Владимир Шигин - Семь футов под килем
— Члены коллегии справедливо судили и поступили по надлежащему. Если бы они были столь раболепны, чтобы из ласкательства предпочли бы меня моему сверстнику, то действительно я заставил бы их в том раскаяться.
Петр любил своего воспитанника Ивана Головина и послал его в Венецию учиться кораблестроению и итальянскому языку. Головин жил в Италии четыре года. По возвращении оттуда Петр Великий, желая знать, чему выучился Головин, взял его с собою в адмиралтейство, повел его на корабельное строение и в мастерские и задавал ему вопросы. Оказалось, что Головин ничего не знает. Наконец Петр спросил:
— Выучился ли хотя по-итальянски?
Головин признался, что и этого сделал очень мало.
— Так что же ты делал?
— Всемилостивейший государь!
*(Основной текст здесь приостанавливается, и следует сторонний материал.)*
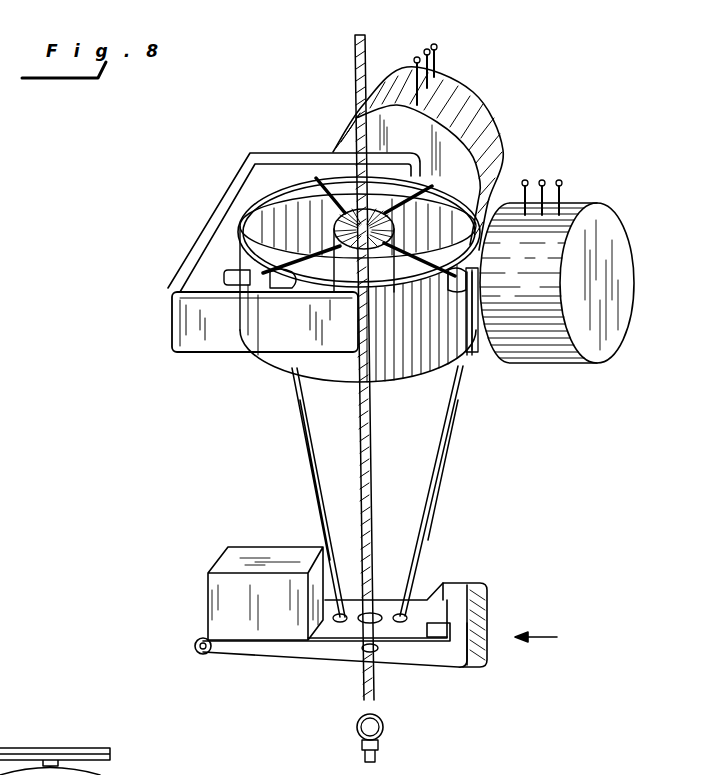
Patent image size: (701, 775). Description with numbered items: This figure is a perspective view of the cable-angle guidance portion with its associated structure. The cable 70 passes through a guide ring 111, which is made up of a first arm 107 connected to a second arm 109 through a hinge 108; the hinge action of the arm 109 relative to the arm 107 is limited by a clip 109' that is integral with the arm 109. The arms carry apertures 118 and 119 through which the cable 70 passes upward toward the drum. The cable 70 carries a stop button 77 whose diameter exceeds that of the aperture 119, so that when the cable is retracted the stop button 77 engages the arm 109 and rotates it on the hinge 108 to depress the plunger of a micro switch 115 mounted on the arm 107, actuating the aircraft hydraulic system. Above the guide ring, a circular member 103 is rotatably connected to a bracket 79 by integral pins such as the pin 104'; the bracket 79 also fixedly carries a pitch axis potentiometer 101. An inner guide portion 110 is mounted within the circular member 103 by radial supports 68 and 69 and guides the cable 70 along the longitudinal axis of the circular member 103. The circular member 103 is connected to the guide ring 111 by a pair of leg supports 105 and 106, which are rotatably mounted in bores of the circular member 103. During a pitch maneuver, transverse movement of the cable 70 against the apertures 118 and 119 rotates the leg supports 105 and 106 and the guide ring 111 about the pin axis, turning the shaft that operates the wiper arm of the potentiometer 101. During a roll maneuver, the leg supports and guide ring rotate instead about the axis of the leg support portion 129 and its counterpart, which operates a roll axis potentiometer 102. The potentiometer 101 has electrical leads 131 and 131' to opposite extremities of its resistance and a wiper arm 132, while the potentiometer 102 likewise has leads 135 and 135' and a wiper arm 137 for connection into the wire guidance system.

The cable 70 is at (356, 58).
The pitch axis potentiometer 101 is at (478, 100).
The electrical lead 131 is at (396, 77).
The wiper arm 132 is at (426, 49).
The electrical lead 131' is at (457, 56).
The leg support portion 129 is at (225, 228).
The bracket 79 is at (176, 327).
The radial support 69 is at (358, 288).
The radial support 68 is at (335, 175).
The inner guide portion 110 is at (378, 213).
The circular member 103 is at (466, 348).
The roll axis potentiometer 102 is at (603, 358).
The electrical lead 135 is at (528, 188).
The wiper arm 137 is at (544, 181).
The electrical lead 135' is at (581, 191).
The leg support 105 is at (306, 440).
The leg support 106 is at (434, 440).
The first arm 107 is at (421, 598).
The aperture 118 is at (378, 605).
The clip 109' is at (488, 618).
The second arm 109 is at (335, 656).
The hinge 108 is at (201, 637).
The aperture 119 is at (362, 650).
The micro switch 115 is at (218, 566).
The stop button 77 is at (382, 722).
The guide ring 111 is at (554, 643).
The pin or shaft 104' is at (55, 747).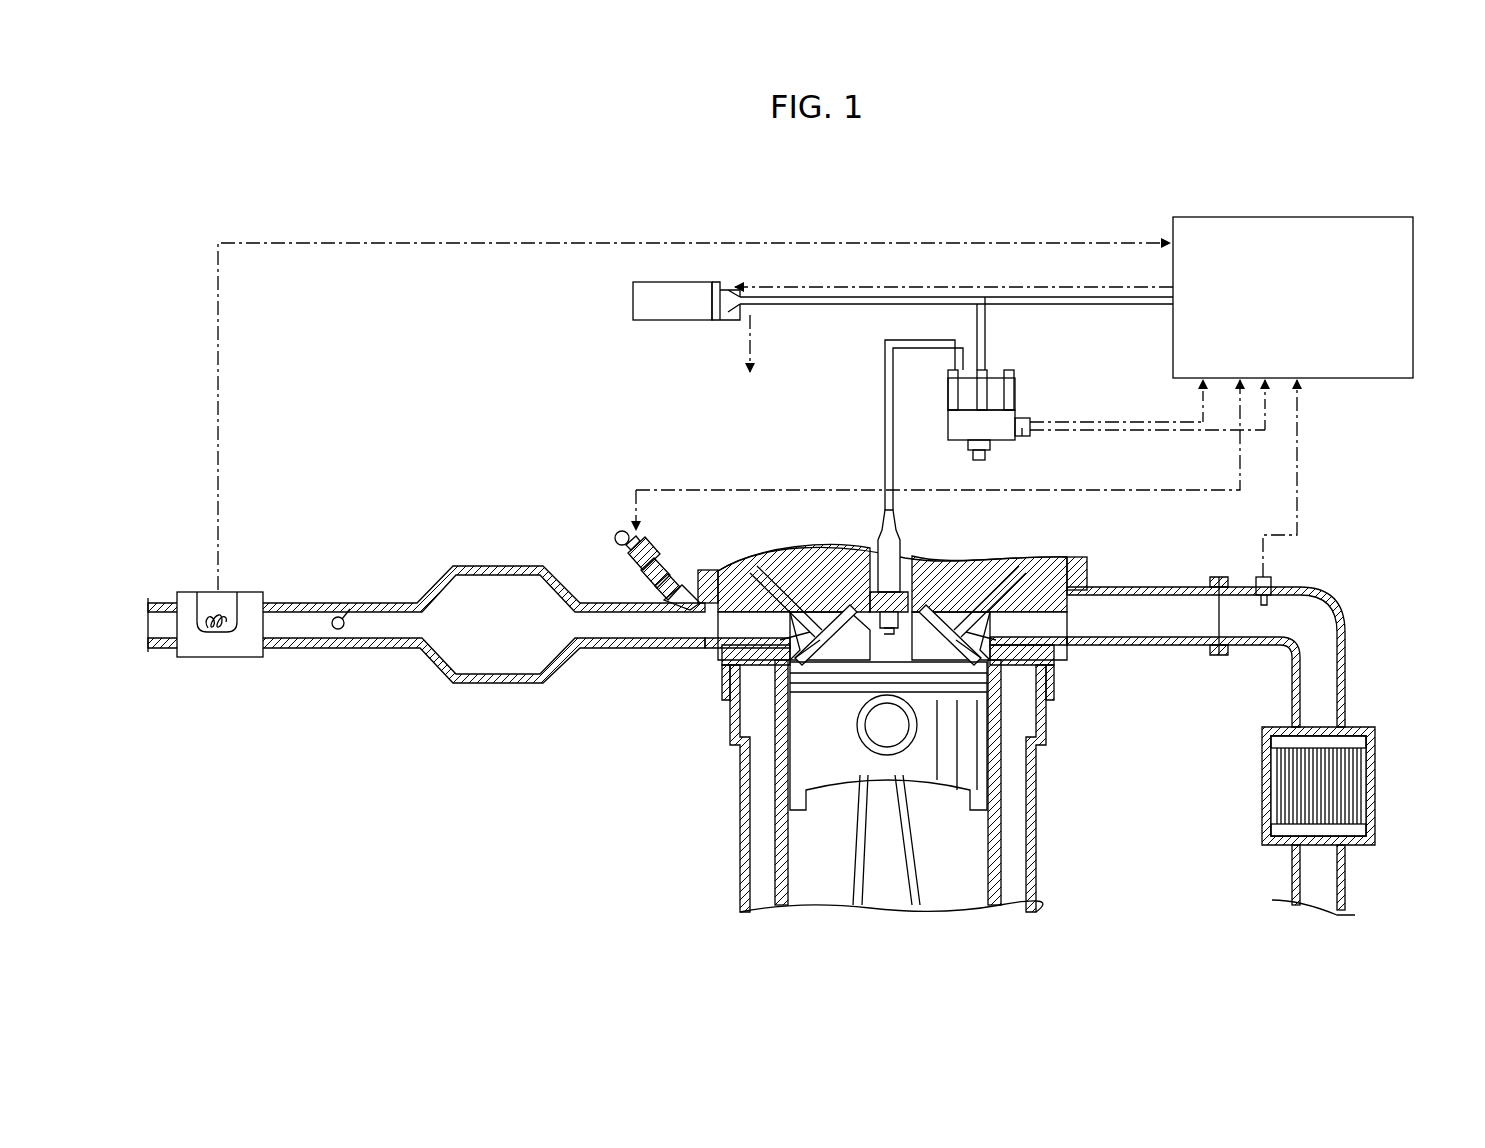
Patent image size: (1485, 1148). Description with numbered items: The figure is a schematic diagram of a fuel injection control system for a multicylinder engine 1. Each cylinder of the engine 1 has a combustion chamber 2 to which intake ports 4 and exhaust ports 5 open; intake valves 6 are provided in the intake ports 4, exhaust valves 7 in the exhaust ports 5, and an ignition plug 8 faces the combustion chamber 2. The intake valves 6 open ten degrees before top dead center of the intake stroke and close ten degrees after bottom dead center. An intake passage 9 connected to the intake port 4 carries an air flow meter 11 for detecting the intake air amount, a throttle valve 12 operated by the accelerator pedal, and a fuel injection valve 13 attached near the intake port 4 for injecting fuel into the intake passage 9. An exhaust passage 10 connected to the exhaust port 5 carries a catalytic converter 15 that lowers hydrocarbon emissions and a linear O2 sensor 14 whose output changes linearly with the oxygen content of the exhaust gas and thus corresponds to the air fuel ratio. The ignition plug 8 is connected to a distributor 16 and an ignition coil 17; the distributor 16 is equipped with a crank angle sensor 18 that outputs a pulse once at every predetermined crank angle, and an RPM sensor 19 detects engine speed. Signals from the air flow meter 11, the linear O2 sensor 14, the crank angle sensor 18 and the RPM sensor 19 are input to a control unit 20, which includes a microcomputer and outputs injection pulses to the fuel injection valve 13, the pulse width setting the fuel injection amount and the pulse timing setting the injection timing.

The multicylinder engine 1 is at (712, 800).
The combustion chamber 2 is at (908, 632).
The intake port 4 is at (705, 640).
The exhaust port 5 is at (1058, 628).
The intake valve 6 is at (820, 625).
The exhaust valve 7 is at (958, 612).
The ignition plug 8 is at (887, 606).
The intake passage 9 is at (632, 615).
The exhaust passage 10 is at (1163, 618).
The air flow meter 11 is at (238, 657).
The throttle valve 12 is at (334, 630).
The fuel injection valve 13 is at (660, 578).
The linear O2 sensor 14 is at (1272, 582).
The catalytic converter 15 is at (1378, 808).
The distributor 16 is at (1000, 428).
The ignition coil 17 is at (668, 320).
The crank angle sensor 18 is at (1022, 422).
The RPM sensor 19 is at (1022, 436).
The control unit 20 is at (1270, 217).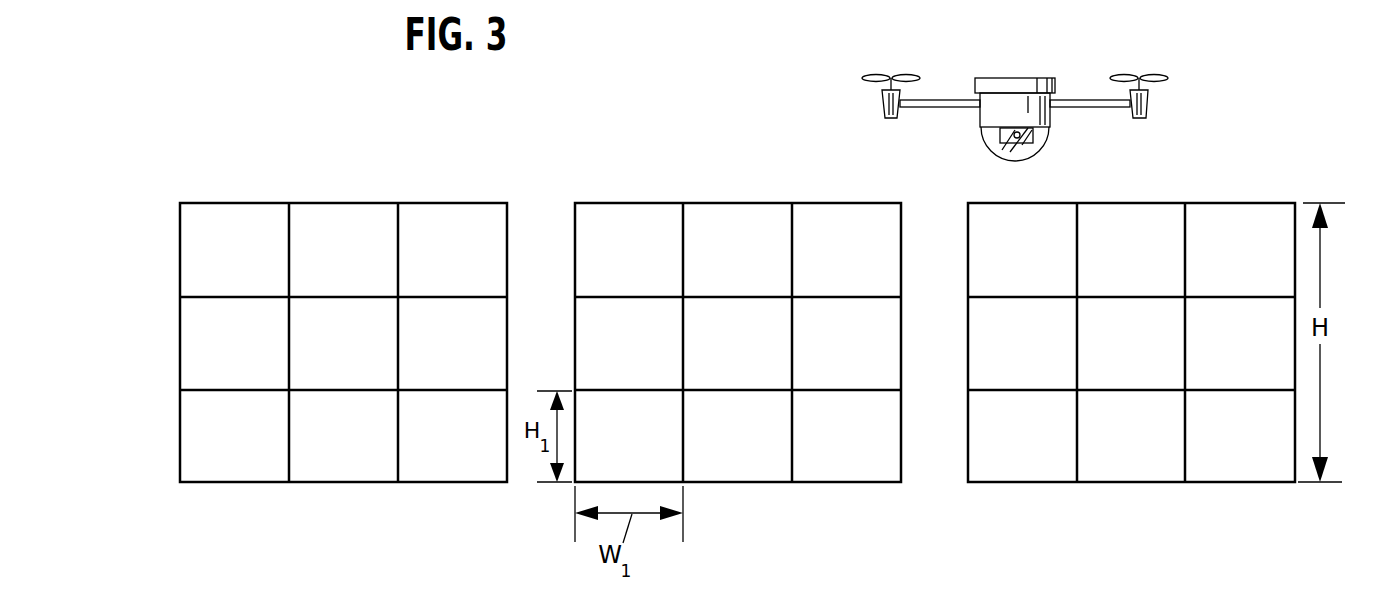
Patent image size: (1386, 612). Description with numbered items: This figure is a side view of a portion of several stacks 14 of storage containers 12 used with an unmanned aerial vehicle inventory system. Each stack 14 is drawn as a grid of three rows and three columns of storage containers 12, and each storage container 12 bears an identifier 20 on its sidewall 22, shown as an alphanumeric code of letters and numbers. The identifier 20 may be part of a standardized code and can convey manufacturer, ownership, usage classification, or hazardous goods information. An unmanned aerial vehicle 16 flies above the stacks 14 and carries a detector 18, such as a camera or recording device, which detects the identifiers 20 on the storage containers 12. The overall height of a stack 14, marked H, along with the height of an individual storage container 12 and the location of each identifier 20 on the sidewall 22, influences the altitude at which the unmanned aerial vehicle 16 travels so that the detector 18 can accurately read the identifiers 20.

The storage container 12 is at (227, 291).
The stack 14 is at (411, 152).
The unmanned aerial vehicle 16 is at (1027, 82).
The detector 18 is at (1000, 135).
The identifier 20 is at (252, 232).
The sidewall 22 is at (490, 257).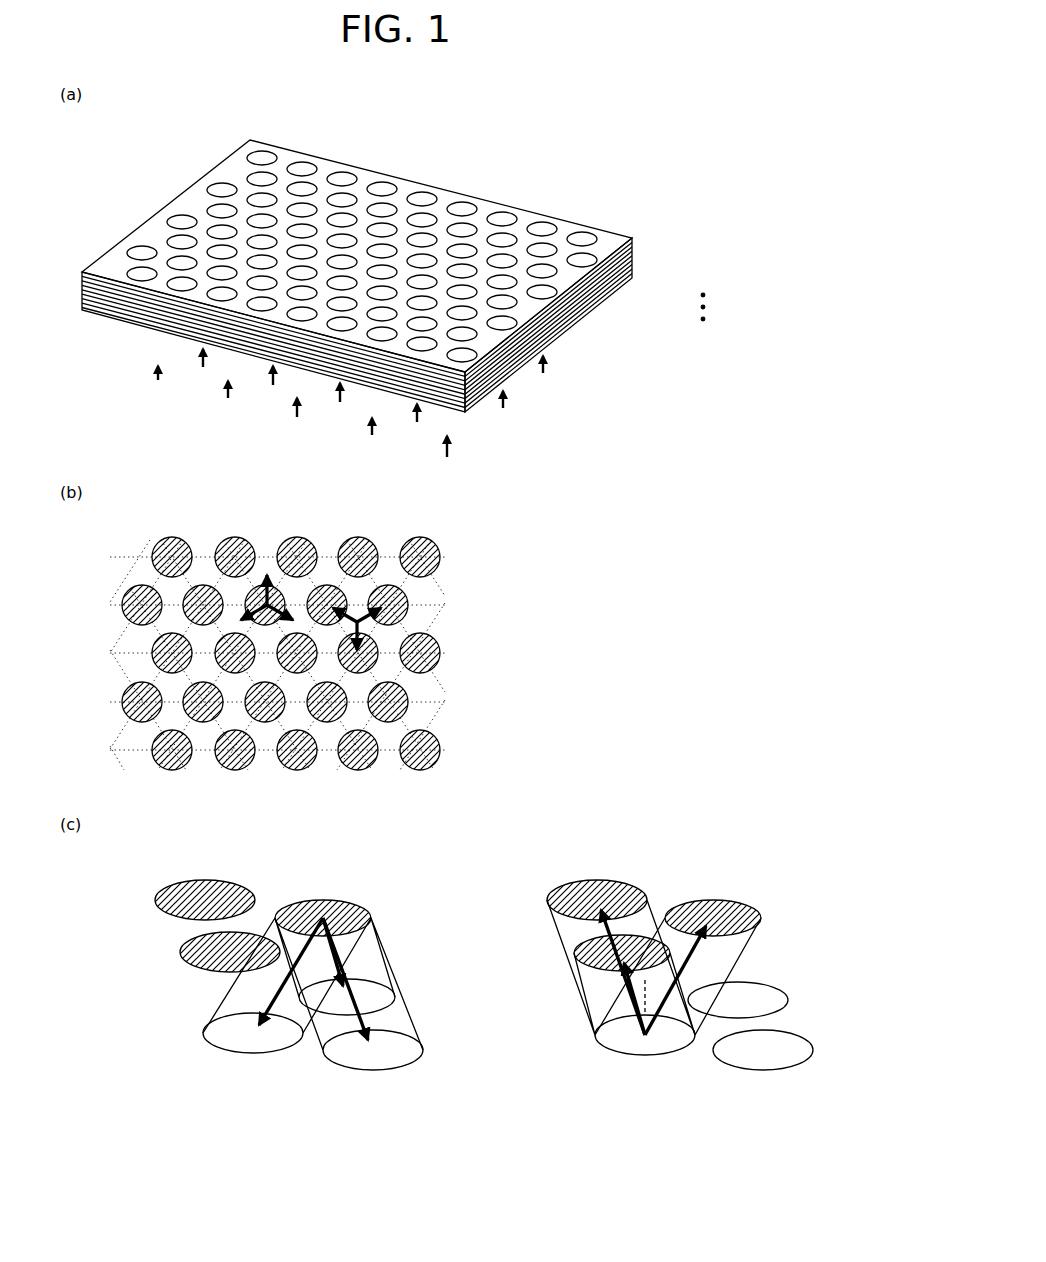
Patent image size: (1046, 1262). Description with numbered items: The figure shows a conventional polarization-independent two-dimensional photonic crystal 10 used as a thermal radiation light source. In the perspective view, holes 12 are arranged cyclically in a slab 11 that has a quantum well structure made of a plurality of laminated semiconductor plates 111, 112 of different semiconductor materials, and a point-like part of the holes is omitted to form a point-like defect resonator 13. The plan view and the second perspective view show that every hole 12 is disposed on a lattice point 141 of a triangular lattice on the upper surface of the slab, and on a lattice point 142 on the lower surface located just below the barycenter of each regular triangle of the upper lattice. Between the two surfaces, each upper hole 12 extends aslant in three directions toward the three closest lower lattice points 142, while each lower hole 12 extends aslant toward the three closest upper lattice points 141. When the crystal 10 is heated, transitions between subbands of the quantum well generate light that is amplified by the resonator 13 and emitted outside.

The two-dimensional photonic crystal 10 is at (424, 278).
The slab 11 is at (424, 298).
The semiconductor plate 111 is at (635, 244).
The semiconductor plate 112 is at (677, 245).
The hole 12 is at (467, 193).
The point-like defect resonator 13 is at (283, 146).
The lattice point 141 is at (243, 535).
The lattice point 142 is at (331, 551).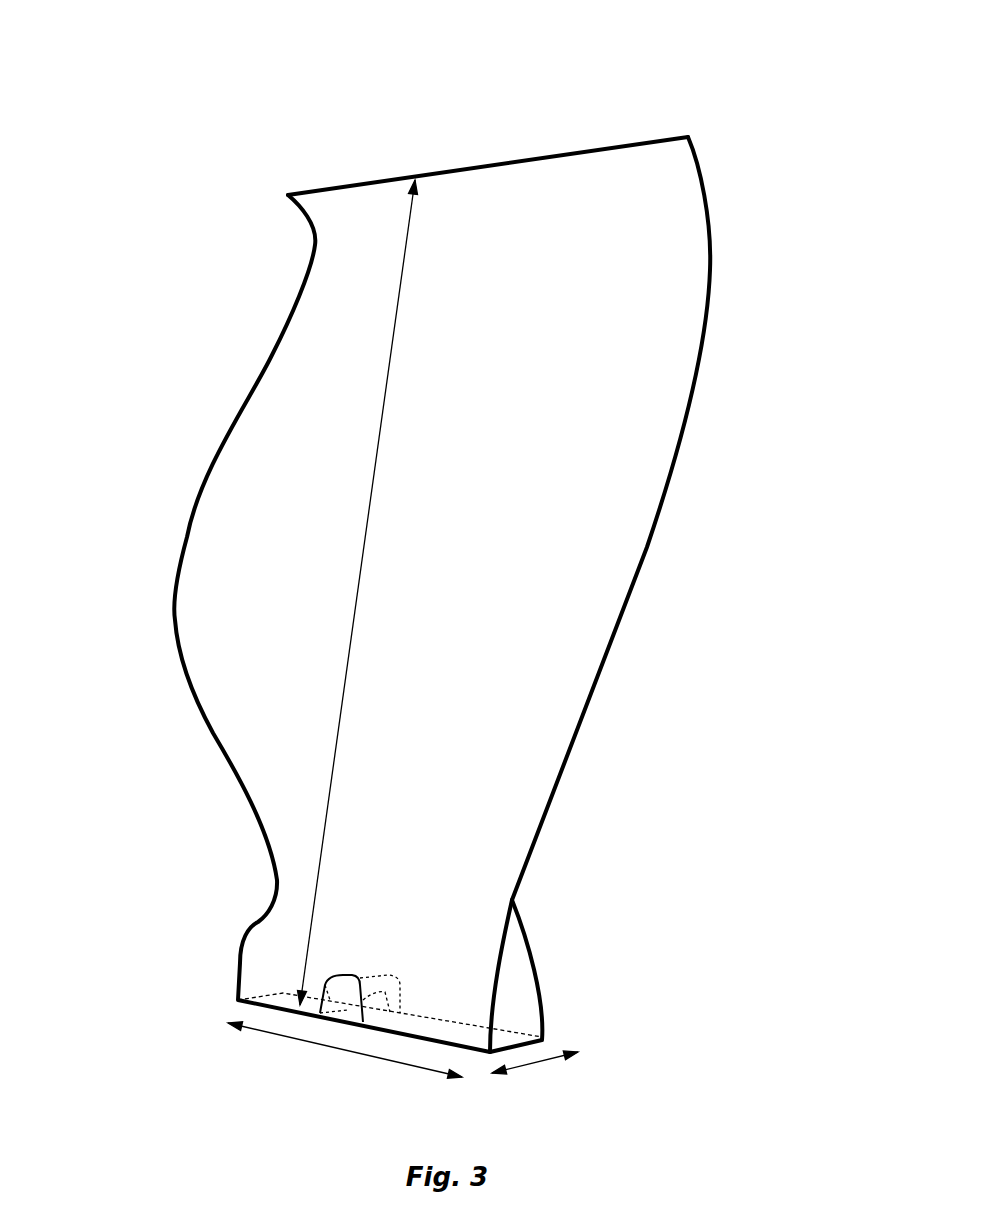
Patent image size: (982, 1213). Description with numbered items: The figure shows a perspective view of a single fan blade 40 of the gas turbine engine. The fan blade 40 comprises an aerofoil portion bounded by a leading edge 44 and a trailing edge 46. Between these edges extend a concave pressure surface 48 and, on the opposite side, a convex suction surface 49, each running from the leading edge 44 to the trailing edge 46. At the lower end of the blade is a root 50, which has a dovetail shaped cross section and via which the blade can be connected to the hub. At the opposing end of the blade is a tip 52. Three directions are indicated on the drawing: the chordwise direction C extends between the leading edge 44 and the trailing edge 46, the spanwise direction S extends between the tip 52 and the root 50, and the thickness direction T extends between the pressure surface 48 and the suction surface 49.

The fan blade 40 is at (727, 142).
The leading edge 44 is at (272, 355).
The trailing edge 46 is at (647, 547).
The concave pressure surface 48 is at (252, 563).
The convex suction surface 49 is at (558, 822).
The root 50 is at (545, 1002).
The tip 52 is at (523, 167).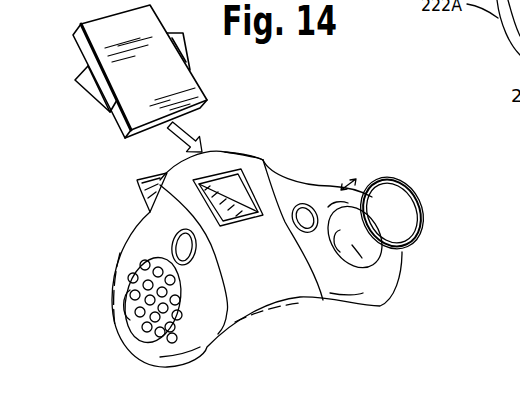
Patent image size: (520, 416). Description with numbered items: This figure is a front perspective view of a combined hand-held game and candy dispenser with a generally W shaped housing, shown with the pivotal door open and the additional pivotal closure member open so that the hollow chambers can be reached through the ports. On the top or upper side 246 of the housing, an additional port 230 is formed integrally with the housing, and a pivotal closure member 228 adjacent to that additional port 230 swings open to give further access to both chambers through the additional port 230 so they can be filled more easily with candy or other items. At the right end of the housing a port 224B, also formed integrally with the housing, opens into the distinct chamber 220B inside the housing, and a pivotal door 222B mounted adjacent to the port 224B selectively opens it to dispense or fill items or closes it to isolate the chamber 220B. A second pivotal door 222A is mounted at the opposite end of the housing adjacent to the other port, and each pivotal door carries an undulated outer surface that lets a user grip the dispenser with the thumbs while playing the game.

The additional port 230 is at (225, 152).
The top or upper side 246 is at (257, 163).
The pivotal closure member 228 is at (138, 182).
The pivotal door 222A is at (132, 273).
The port 224B is at (328, 207).
The pivotal door 222B is at (407, 248).
The chamber 220B is at (375, 272).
Я курил табак, пил вино, веселился, учился играть на басу и редко выходил со двора.
Как ни вспыльчив был царь, но такая откровенность ему понравилась. Он дал лентяю прозвище "князь-бас" и велел нарисовать его на картине сидящим за столом с трубкой в зубах, окруженного музыкальными инструментами, а под столом — валяющиеся навигационные приборы. Во время Каспийского похода Петр I решил по старому морскому обычаю купать не бывавших еще в Каспийском море. Подавая пример, царь первым прыгнул в воду. За ним последовали и все остальные, хотя некоторые боялись, сидя на доске, трижды опускаться в воду.
Головина Петр стал сам опускать в воду, со смехом говоря:
— Опускается бас, чтобы похлебал каспийский квас! Один старый петровский ветеран любил вспоминать, как, будучи ребенком, был представлен Петру Великому в числе дворянских детей, присланных из семей для службы. Царь, якобы посмотрев на него, покачал головой и сказал:
— Ну, этот совсем плох! Однако записать его на флот, до мичмана авось дослужится!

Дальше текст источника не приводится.